A Glaring Technology Gap
With Congress focused on bridge inspections, it might ask why the best inspection tools aren't deployed.
David Talbot 09/07/2007
- 1 Comment
At a hearing of the House Transportation and Infrastructure Committee earlier this week--a month after the I-35 Minneapolis bridge collapse killed 13 people--Calvin L. Scovel III, the Transportation Department's inspector general, chided the Federal Highway Administration (FHA). Scovel said the FHA needed to prioritize bridge inspections in terms of failure risk and make sure its engineers are spending sufficient time inspecting the structures.
But how well equipped are those inspectors? For answers, Scovel might do well to read this blog, by MIT civil engineer Oral Buyukozturk. Buyukozturk points out that today, many inspectors carry out their duties by pinging bridges with a hammer, or just looking at them with the naked eye.

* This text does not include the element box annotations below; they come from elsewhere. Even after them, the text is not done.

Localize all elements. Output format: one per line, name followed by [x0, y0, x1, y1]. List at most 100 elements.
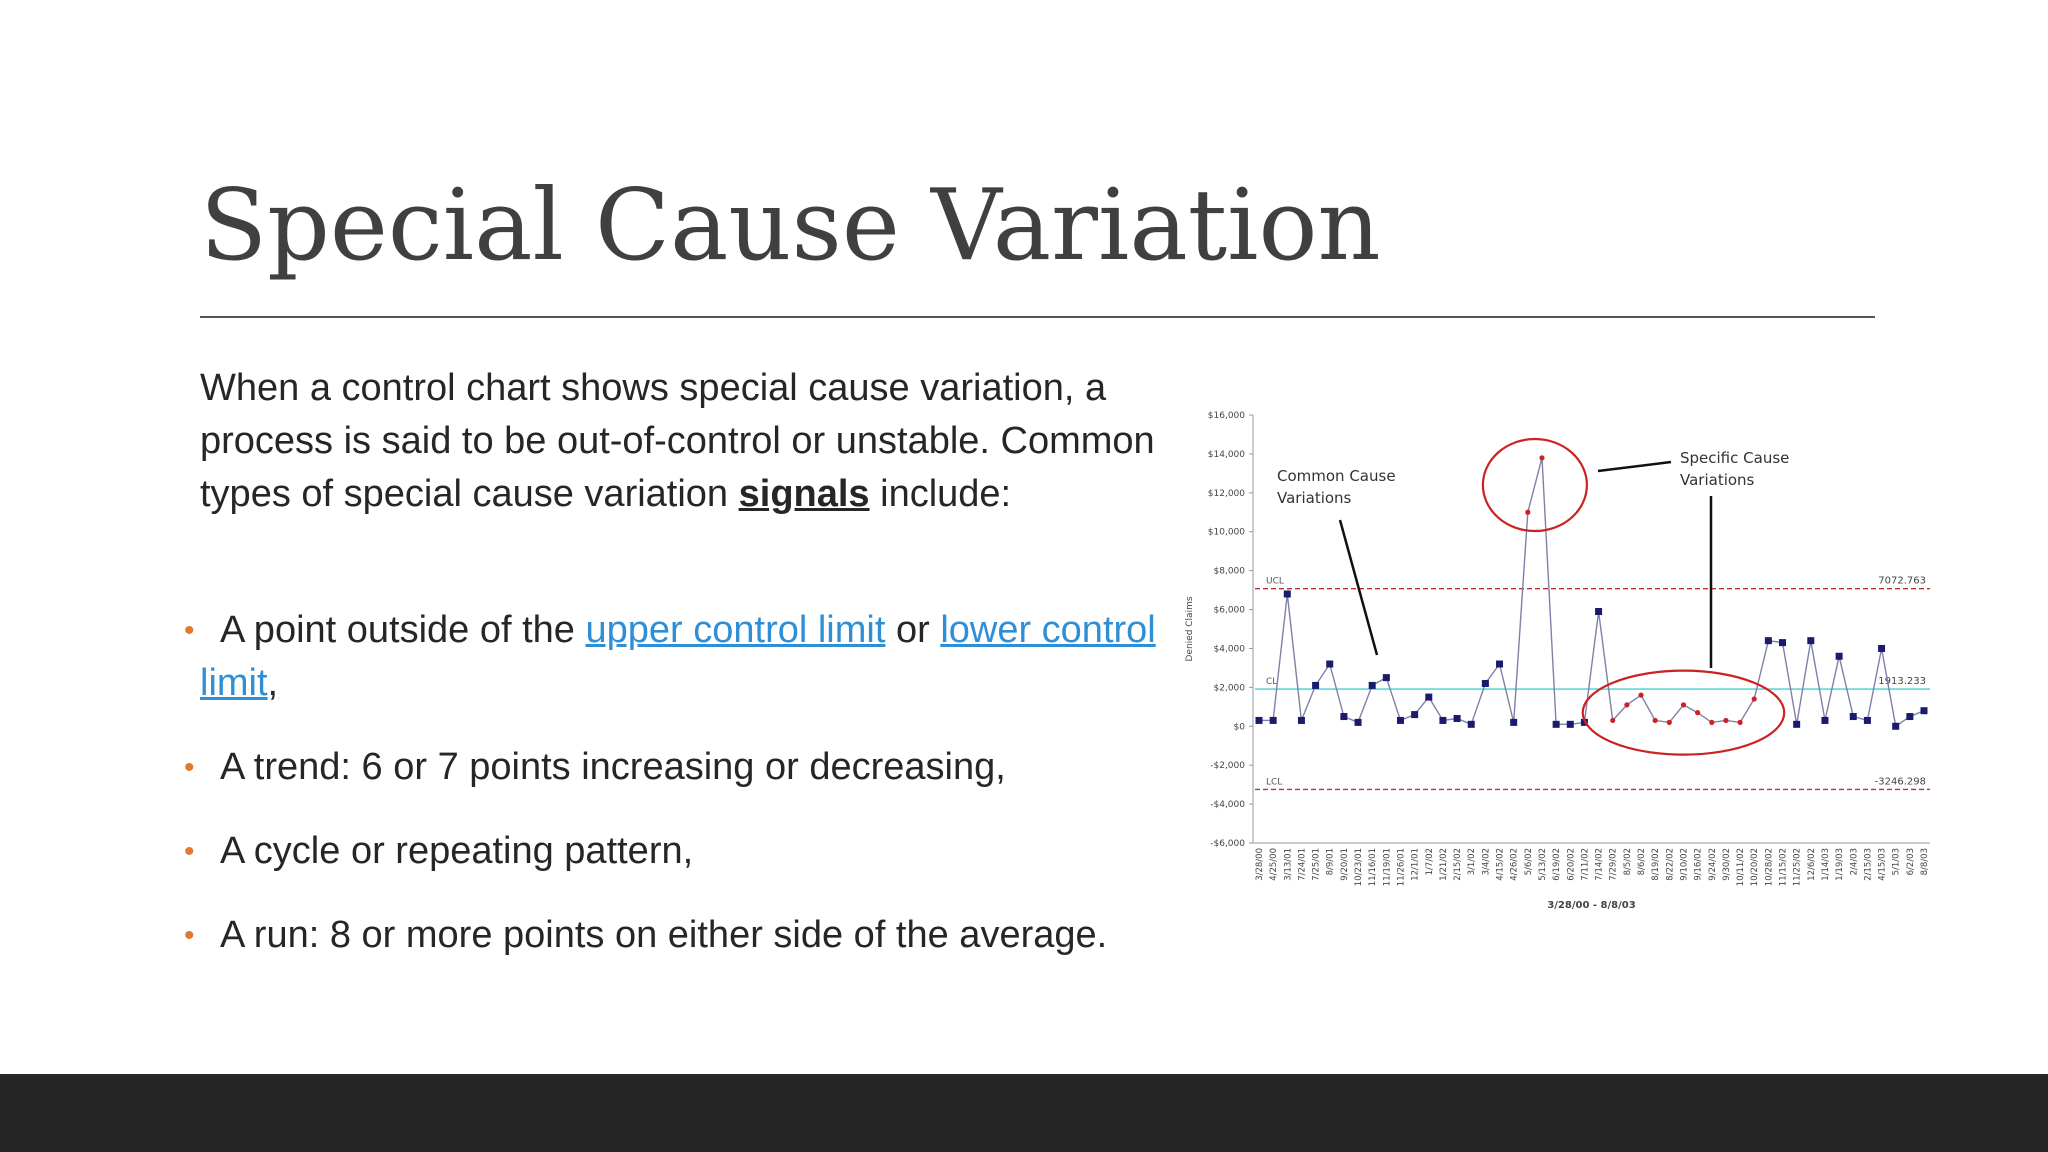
data-point [1340, 713, 1348, 721]
x-tick-label: 12/1/01 [1411, 848, 1421, 881]
data-point [1312, 681, 1320, 689]
x-tick-label: 9/24/02 [1708, 848, 1718, 881]
data-point [1821, 716, 1829, 724]
intro-text-1: When a control chart shows special cause… [200, 367, 1155, 515]
bullet-item-trend: • A trend: 6 or 7 points increasing or d… [184, 741, 1200, 794]
data-point [1368, 681, 1376, 689]
data-point [1467, 720, 1475, 728]
common-cause-pointer-line [1338, 519, 1379, 656]
special-cause-highlight-run [1581, 669, 1786, 756]
x-tick-label: 10/28/02 [1764, 848, 1774, 886]
data-point [1255, 716, 1263, 724]
data-point [1595, 607, 1603, 615]
data-point [1807, 637, 1815, 645]
special-cause-highlight-spike [1481, 437, 1589, 533]
bullet-list: • A point outside of the upper control l… [184, 604, 1200, 962]
bullet-text-post: , [267, 662, 279, 704]
special-cause-point [1737, 719, 1743, 725]
cl-value-label: 1913.233 [1878, 676, 1926, 687]
x-tick-label: 3/4/02 [1481, 848, 1491, 875]
data-point [1863, 716, 1871, 724]
data-point [1283, 590, 1291, 598]
cl-label: CL [1266, 677, 1277, 687]
data-point [1878, 644, 1886, 652]
special-cause-point [1525, 509, 1531, 515]
bullet-text-pre: A point outside of the [220, 609, 586, 651]
bullet-dot-icon: • [184, 614, 195, 647]
footer-bar [0, 1074, 2048, 1152]
x-tick-label: 1/14/03 [1821, 848, 1831, 881]
data-point [1269, 716, 1277, 724]
x-tick-label: 2/15/03 [1863, 848, 1873, 881]
upper-control-limit-link[interactable]: upper control limit [585, 609, 886, 651]
x-tick-label: 10/11/02 [1736, 848, 1746, 886]
slide-title: Special Cause Variation [200, 169, 1381, 283]
data-point [1326, 660, 1334, 668]
data-point [1396, 716, 1404, 724]
x-tick-label: 9/30/02 [1722, 848, 1732, 881]
bullet-item-run: • A run: 8 or more points on either side… [184, 909, 1200, 962]
intro-paragraph: When a control chart shows special cause… [200, 362, 1200, 521]
x-tick-label: 11/15/02 [1779, 848, 1789, 886]
x-tick-label: 7/29/02 [1609, 848, 1619, 881]
bullet-dot-icon: • [184, 835, 195, 868]
specific-cause-pointer-line-upper [1597, 460, 1672, 473]
specific-cause-annotation-text: Specific Cause [1680, 449, 1789, 467]
special-cause-point [1709, 719, 1715, 725]
special-cause-point [1638, 692, 1644, 698]
bullet-item-cycle: • A cycle or repeating pattern, [184, 825, 1200, 878]
y-tick-label: $2,000 [1214, 683, 1246, 693]
data-point [1920, 707, 1928, 715]
y-axis-title: Denied Claims [1185, 596, 1195, 661]
title-divider [200, 316, 1875, 318]
special-cause-point [1624, 702, 1630, 708]
x-tick-label: 6/19/02 [1552, 848, 1562, 881]
data-point [1382, 674, 1390, 682]
data-point [1425, 693, 1433, 701]
x-tick-label: 11/25/02 [1793, 848, 1803, 886]
y-tick-label: -$6,000 [1210, 839, 1245, 849]
x-tick-label: 2/4/03 [1849, 848, 1859, 875]
x-tick-label: 11/19/01 [1382, 848, 1392, 886]
bullet-text-mid: or [885, 609, 941, 651]
x-tick-label: 8/5/02 [1623, 848, 1633, 875]
special-cause-point [1723, 717, 1729, 724]
x-tick-label: 3/13/01 [1283, 848, 1293, 881]
special-cause-point [1695, 710, 1701, 716]
bullet-text: A point outside of the upper control lim… [200, 609, 1156, 704]
x-tick-label: 12/6/02 [1807, 848, 1817, 881]
lcl-label: LCL [1266, 777, 1282, 787]
x-tick-label: 8/9/01 [1326, 848, 1336, 875]
x-tick-label: 3/28/00 [1255, 848, 1265, 881]
data-point [1764, 637, 1772, 645]
bullet-text: A cycle or repeating pattern, [220, 830, 694, 872]
bullet-dot-icon: • [184, 751, 195, 784]
x-tick-label: 4/15/03 [1878, 848, 1888, 881]
x-tick-label: 1/21/02 [1439, 848, 1449, 881]
x-tick-label: 2/15/02 [1453, 848, 1463, 881]
special-cause-point [1539, 455, 1545, 461]
bullet-text: A run: 8 or more points on either side o… [220, 914, 1108, 956]
ucl-value-label: 7072.763 [1878, 576, 1926, 587]
x-tick-label: 4/26/02 [1510, 848, 1520, 881]
common-cause-annotation-text: Variations [1277, 489, 1352, 507]
lower-control-limit-link[interactable]: lower control limit [200, 609, 1156, 704]
ucl-label: UCL [1266, 577, 1284, 587]
data-point [1793, 720, 1801, 728]
data-point [1481, 679, 1489, 687]
y-tick-label: $6,000 [1214, 606, 1246, 616]
data-point [1835, 652, 1843, 660]
data-point [1779, 639, 1787, 647]
x-tick-label: 5/1/03 [1892, 848, 1902, 875]
x-tick-label: 11/16/01 [1368, 848, 1378, 886]
y-tick-label: $4,000 [1214, 644, 1246, 654]
x-tick-label: 5/13/02 [1538, 848, 1548, 881]
y-tick-label: $8,000 [1214, 567, 1246, 577]
x-tick-label: 8/22/02 [1665, 848, 1675, 881]
y-tick-label: $0 [1234, 722, 1246, 732]
x-tick-label: 7/25/01 [1312, 848, 1322, 881]
data-point [1892, 722, 1900, 730]
x-tick-label: 1/19/03 [1835, 848, 1845, 881]
y-tick-label: $14,000 [1208, 450, 1245, 460]
y-tick-label: -$4,000 [1210, 800, 1245, 810]
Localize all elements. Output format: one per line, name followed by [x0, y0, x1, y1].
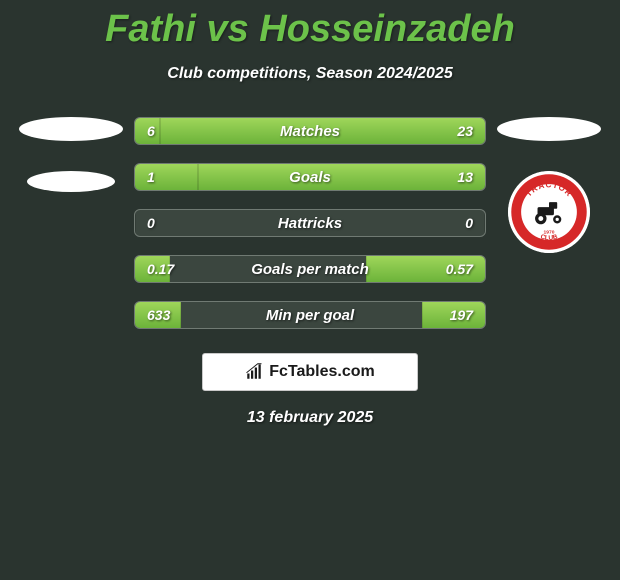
player-placeholder: [19, 117, 123, 141]
comparison-row: 623Matches 113Goals 0 0Hattricks 0.170.57Goa…: [0, 117, 620, 329]
page-title: Fathi vs Hosseinzadeh: [0, 0, 620, 51]
player-placeholder: [497, 117, 601, 141]
stat-bar: 623Matches: [134, 117, 486, 145]
stat-value-right: 0: [465, 210, 473, 236]
bar-fill-right: [366, 256, 485, 282]
date-label: 13 february 2025: [0, 409, 620, 427]
stat-bar: 0 0Hattricks: [134, 209, 486, 237]
right-player-col: TRACTOR CLUB 1970: [494, 117, 604, 253]
club-placeholder: [27, 171, 115, 192]
bar-fill-left: [135, 256, 170, 282]
subtitle: Club competitions, Season 2024/2025: [0, 65, 620, 83]
stat-bar: 633197Min per goal: [134, 301, 486, 329]
stat-bar: 0.170.57Goals per match: [134, 255, 486, 283]
bar-fill-left: [135, 210, 136, 236]
bar-fill-left: [135, 164, 198, 190]
bar-fill-left: [135, 302, 181, 328]
chart-icon: [245, 363, 263, 381]
source-badge: FcTables.com: [202, 353, 418, 391]
svg-text:1970: 1970: [544, 229, 555, 235]
bar-fill-right: [422, 302, 485, 328]
club-badge-tractor: TRACTOR CLUB 1970: [508, 171, 590, 253]
bar-fill-right: [484, 210, 485, 236]
stat-label: Hattricks: [135, 210, 485, 236]
stat-bars: 623Matches 113Goals 0 0Hattricks 0.170.57Goa…: [134, 117, 486, 329]
tractor-club-icon: TRACTOR CLUB 1970: [508, 171, 590, 253]
bar-fill-left: [135, 118, 160, 144]
left-player-col: [16, 117, 126, 192]
source-text: FcTables.com: [269, 363, 375, 381]
bar-fill-right: [160, 118, 486, 144]
stat-value-left: 0: [147, 210, 155, 236]
bar-fill-right: [198, 164, 485, 190]
stat-bar: 113Goals: [134, 163, 486, 191]
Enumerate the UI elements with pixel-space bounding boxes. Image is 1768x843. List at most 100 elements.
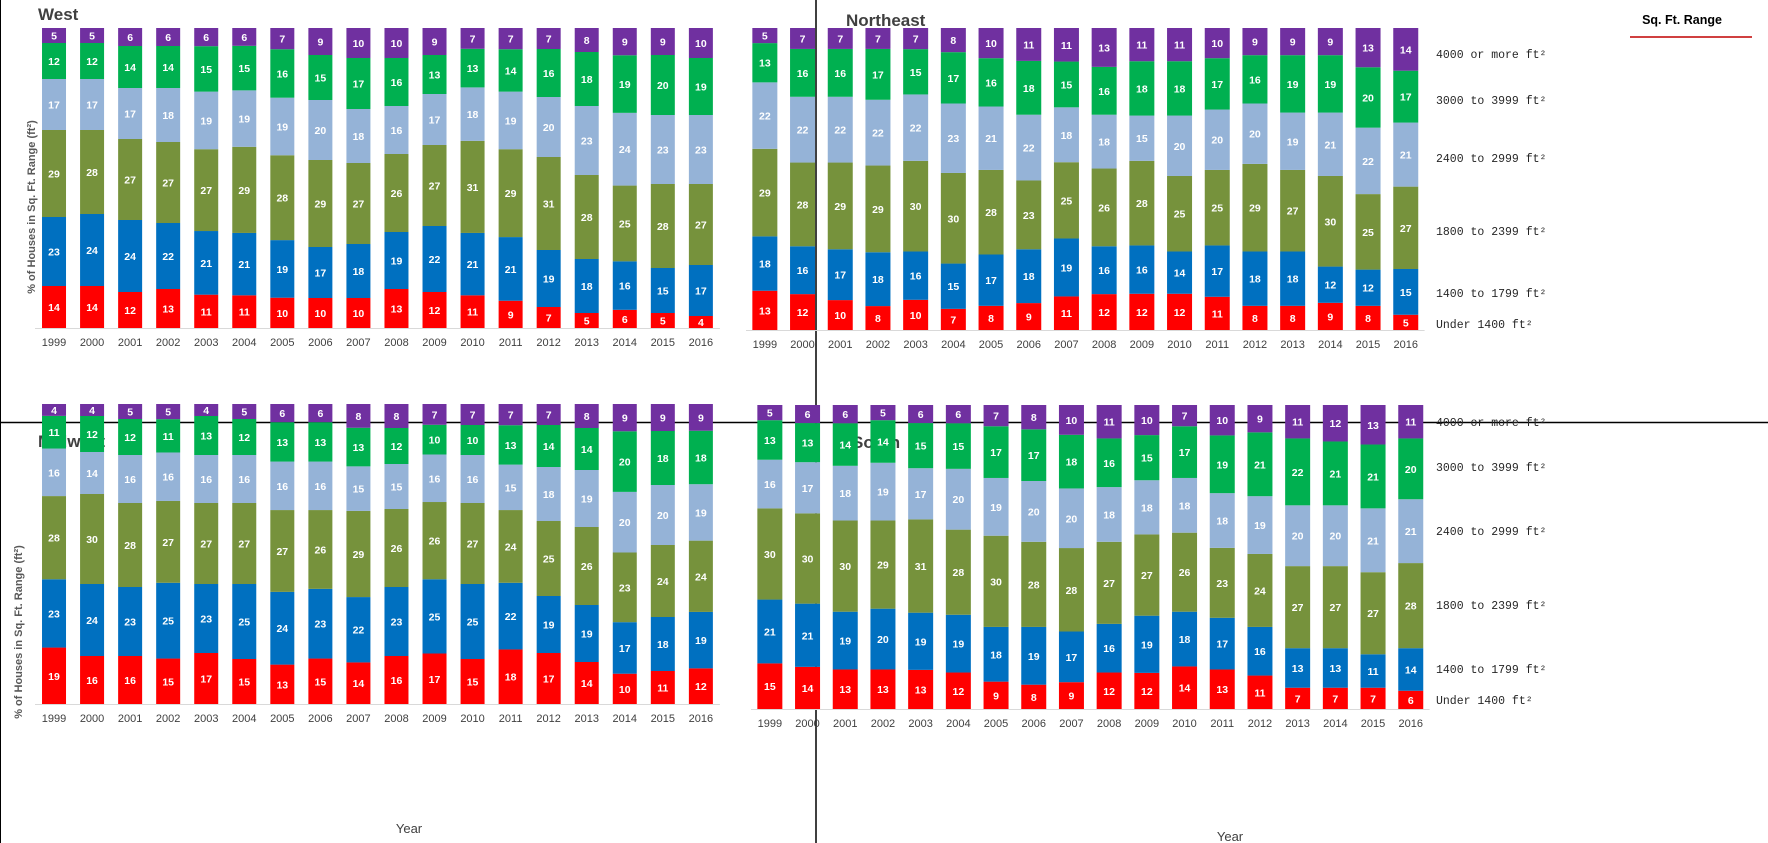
west-data-label-4000-plus-2013: 8: [584, 35, 590, 47]
northeast-bar-1400-1799-2010: [1167, 251, 1193, 294]
south-bar-1800-2399-1999: [757, 508, 783, 600]
west-data-label-2400-2999-2000: 17: [86, 100, 98, 112]
west-x-tick-2014: 2014: [613, 337, 637, 349]
midwest-bar-1800-2399-2005: [270, 510, 295, 592]
south-data-label-1400-1799-2011: 17: [1216, 639, 1228, 651]
northeast-data-label-3000-3999-2009: 18: [1136, 83, 1148, 95]
midwest-bar-2400-2999-2002: [156, 452, 181, 501]
west-data-label-4000-plus-2003: 6: [203, 32, 209, 44]
midwest-data-label-1400-1799-2012: 19: [543, 620, 555, 632]
west-data-label-1400-1799-2016: 17: [695, 286, 707, 298]
south-data-label-3000-3999-2016: 20: [1405, 464, 1417, 476]
south-bar-4000-plus-2011: [1209, 405, 1235, 436]
west-data-label-1400-1799-2009: 22: [429, 254, 441, 266]
northeast-bar-1800-2399-1999: [752, 148, 778, 237]
west-bar-3000-3999-2013: [574, 52, 599, 106]
west-bar-under-1400-2002: [156, 289, 181, 328]
midwest-bar-1800-2399-2000: [80, 494, 105, 584]
northeast-bar-under-1400-2001: [827, 300, 853, 330]
midwest-data-label-3000-3999-2000: 12: [86, 429, 98, 441]
northeast-bar-2400-2999-2012: [1242, 103, 1268, 164]
west-x-tick-2015: 2015: [651, 337, 675, 349]
south-data-label-4000-plus-1999: 5: [767, 408, 773, 420]
midwest-bar-4000-plus-2000: [80, 404, 105, 416]
midwest-data-label-3000-3999-2003: 13: [200, 431, 212, 443]
midwest-data-label-1400-1799-2004: 25: [238, 617, 250, 629]
west-bar-under-1400-2011: [498, 300, 523, 328]
west-bar-1800-2399-2013: [574, 175, 599, 259]
south-bar-under-1400-2007: [1058, 682, 1084, 709]
northeast-data-label-3000-3999-2013: 19: [1287, 79, 1299, 91]
midwest-data-label-4000-plus-2003: 4: [203, 405, 209, 417]
midwest-bar-1800-2399-2012: [536, 521, 561, 596]
midwest-bar-3000-3999-2016: [688, 430, 713, 485]
south-bar-1400-1799-1999: [757, 599, 783, 664]
west-data-label-2400-2999-2002: 18: [162, 110, 174, 122]
midwest-data-label-1800-2399-2001: 28: [124, 540, 136, 552]
south-data-label-1400-1799-2014: 13: [1330, 663, 1342, 675]
west-bar-3000-3999-2015: [650, 55, 675, 115]
northeast-data-label-4000-plus-2003: 7: [913, 34, 919, 46]
northeast-bar-3000-3999-2015: [1355, 67, 1381, 128]
midwest-data-label-3000-3999-2009: 10: [429, 435, 441, 447]
west-x-tick-2011: 2011: [499, 337, 523, 349]
northeast-bar-under-1400-2006: [1016, 303, 1042, 330]
northeast-bar-2400-2999-2007: [1053, 107, 1079, 163]
northeast-bar-4000-plus-2006: [1016, 28, 1042, 61]
south-data-label-under-1400-1999: 15: [764, 681, 776, 693]
midwest-data-label-under-1400-2016: 12: [695, 681, 707, 693]
northeast-bar-1800-2399-2003: [903, 160, 929, 252]
midwest-bar-1400-1799-2015: [650, 617, 675, 671]
west-data-label-2400-2999-2014: 24: [619, 144, 631, 156]
midwest-data-label-1400-1799-2007: 22: [353, 625, 365, 637]
west-data-label-1400-1799-2000: 24: [86, 245, 98, 257]
midwest-data-label-under-1400-2002: 15: [162, 676, 174, 688]
northeast-data-label-4000-plus-1999: 5: [762, 31, 768, 43]
west-x-tick-2000: 2000: [80, 337, 104, 349]
midwest-bar-3000-3999-2009: [422, 424, 447, 455]
west-bar-1400-1799-2013: [574, 259, 599, 313]
northeast-data-label-1400-1799-2000: 16: [797, 265, 809, 277]
midwest-bar-under-1400-2011: [498, 649, 523, 704]
south-bar-under-1400-2006: [1021, 684, 1047, 709]
legend-entry-top-4000-plus: 4000 or more ft²: [1436, 49, 1546, 62]
south-bar-3000-3999-2005: [983, 426, 1009, 478]
legend-entry-bottom-under-1400: Under 1400 ft²: [1436, 695, 1533, 708]
midwest-data-label-3000-3999-2001: 12: [124, 432, 136, 444]
northeast-bar-4000-plus-2007: [1053, 28, 1079, 62]
midwest-data-label-1400-1799-1999: 23: [48, 608, 60, 620]
midwest-bar-4000-plus-2010: [460, 404, 485, 425]
south-data-label-1400-1799-2001: 19: [839, 636, 851, 648]
south-data-label-1400-1799-2006: 19: [1028, 651, 1040, 663]
northeast-x-tick-2010: 2010: [1167, 339, 1191, 351]
midwest-bar-4000-plus-1999: [42, 404, 67, 416]
midwest-bar-1400-1799-2011: [498, 582, 523, 650]
west-data-label-1800-2399-2008: 26: [391, 188, 403, 200]
midwest-x-tick-2002: 2002: [156, 713, 180, 725]
legend-entry-top-2400-2999: 2400 to 2999 ft²: [1436, 153, 1546, 166]
west-bar-3000-3999-2011: [498, 49, 523, 92]
south-bar-1800-2399-2003: [908, 519, 934, 613]
midwest-data-label-2400-2999-2009: 16: [429, 473, 441, 485]
midwest-bar-1800-2399-2015: [650, 545, 675, 617]
midwest-bar-2400-2999-2005: [270, 461, 295, 511]
midwest-bar-under-1400-2002: [156, 658, 181, 704]
midwest-bar-3000-3999-2000: [80, 416, 105, 452]
south-bar-1400-1799-2016: [1398, 648, 1424, 691]
south-x-tick-2015: 2015: [1361, 718, 1385, 730]
northeast-data-label-1400-1799-2013: 18: [1287, 274, 1299, 286]
northeast-data-label-4000-plus-2009: 11: [1136, 40, 1147, 52]
west-data-label-4000-plus-1999: 5: [51, 31, 57, 43]
midwest-data-label-2400-2999-1999: 16: [48, 467, 60, 479]
south-bar-4000-plus-2008: [1096, 405, 1122, 439]
midwest-data-label-under-1400-2011: 18: [505, 672, 517, 684]
west-data-label-4000-plus-2011: 7: [508, 34, 514, 46]
northeast-data-label-3000-3999-2014: 19: [1325, 79, 1337, 91]
west-data-label-1800-2399-2003: 27: [200, 185, 212, 197]
south-bar-2400-2999-2011: [1209, 493, 1235, 548]
northeast-data-label-4000-plus-2011: 10: [1211, 38, 1223, 50]
midwest-x-tick-2008: 2008: [384, 713, 408, 725]
south-bar-under-1400-2003: [908, 669, 934, 709]
midwest-data-label-4000-plus-1999: 4: [51, 405, 57, 417]
northeast-bar-4000-plus-2008: [1091, 28, 1117, 67]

Meanwhile, far better tests--like acoustic and radar tests that peer beneath a concrete surface for evidence of decay--are well advanced but little used. At this moment of crisis, Buyukozturk notes, "the high-tech, nondestructive tools presently available for infrastructure inspection have not been embraced by the construction industry for widespread and systematic use." Given that more than 70,000 U.S. bridges are rated "structurally deficient," this inspection-technology gap might be good fodder for future hearings.



dmm
270 Comments
Privatize it?
There is no incentive for government bridge inspectors to upgrade their technology, methods, and training. They don't get rewarded for doing inspections efficiently, and they don't get penalized for missing defects. Suppose they got paid per inspection? And suppose they were held financially liable for misdiagnoses?
Hmmm, it sounds like we're discussing health care.